Los militares de Sudán siguieron la estrategia de sus pares de Egipto en 2013. Dos años antes, durante las revueltas de la Primavera Árabe, los 30 años de dictadura de Hosni Mubarak se desmoronaron en apenas 18 días. Los suficientes para convocar elecciones, proclamar la victoria de un partido radical sunita (seguidores de los primeros califas sucesores de Mahoma) en un país musulmán con mayoría chiita (fieles a los parientes de Mahoma, como su primo y yerno Alí) y derrocar con un golpe militar al presidente, Mohamed Morsi, enrolado en los Hermanos Musulmanes.
Desde entonces, régimen del general retirado Abdel Fatah al Sisi poco y nada se diferencia del encabezado por el faraón Mubarak, hábil en la relación con sus vecinos y con Occidente.
Detrás de todo golpe de Estado en un Estado golpeado hay una cocina. En ella, la inestabilidad y la incertidumbre figuran en la primera página del libro de recetas. Son infaltables, como la combinación de especias en la comida árabe.

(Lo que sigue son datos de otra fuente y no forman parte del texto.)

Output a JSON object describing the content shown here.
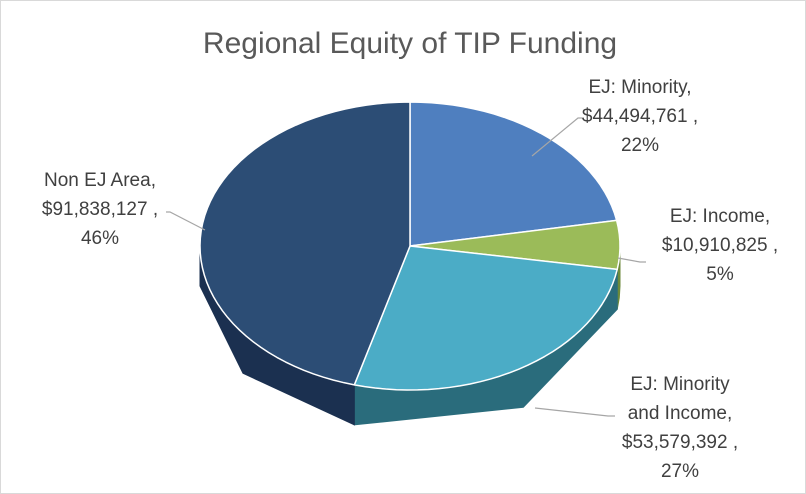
{
  "chart_data": {
    "type": "pie3d",
    "title": "Regional Equity of TIP Funding",
    "categories": [
      "EJ: Minority",
      "EJ: Income",
      "EJ: Minority and Income",
      "Non EJ Area"
    ],
    "separator": ",",
    "values": [
      44494761,
      10910825,
      53579392,
      91838127
    ],
    "value_labels": [
      "$44,494,761 ,",
      "$10,910,825 ,",
      "$53,579,392 ,",
      "$91,838,127 ,"
    ],
    "percent_labels": [
      "22%",
      "5%",
      "27%",
      "46%"
    ],
    "colors": [
      "#4f7fbf",
      "#9bbb59",
      "#4bacc6",
      "#2c4d75"
    ],
    "side_colors": [
      "#35598a",
      "#6c8a3b",
      "#2a6c7c",
      "#1b3050"
    ]
  }
}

Sudán estaba envuelto en una frágil transición democrática conducida por una alianza quebradiza entre civiles y militares. La tendencia a ese tipo de salida había decrecido últimamente en África, pero se elevó como la masa con levadura en el segundo año pandémico.
Nadie en su sano juicio puede amar una dictadura, excepto que obtenga algún beneficio de ella. Cuando Afrobarometer auscultó a 18 de los 54 países de África entre 2019 y 2020 concluyó que seis de cada 10 personas percibían un aumento de la corrupción y que una proporción aún mayor notaba que no había forma de atajarla con gobernantes aferrados al poder que forzaban la Constitución o imponían el nepotismo como sistema y se oponían a la alternancia democrática.
En esos casos, los militares con formación en Estados Unidos, Europa o inclusive Rusia emergían como la única posibilidad de un cambio. Difícil, casi imposible. En palabras de George Orwell, “no se establece una dictadura para salvaguardar una revolución; se hace la revolución para establecer una dictadura”.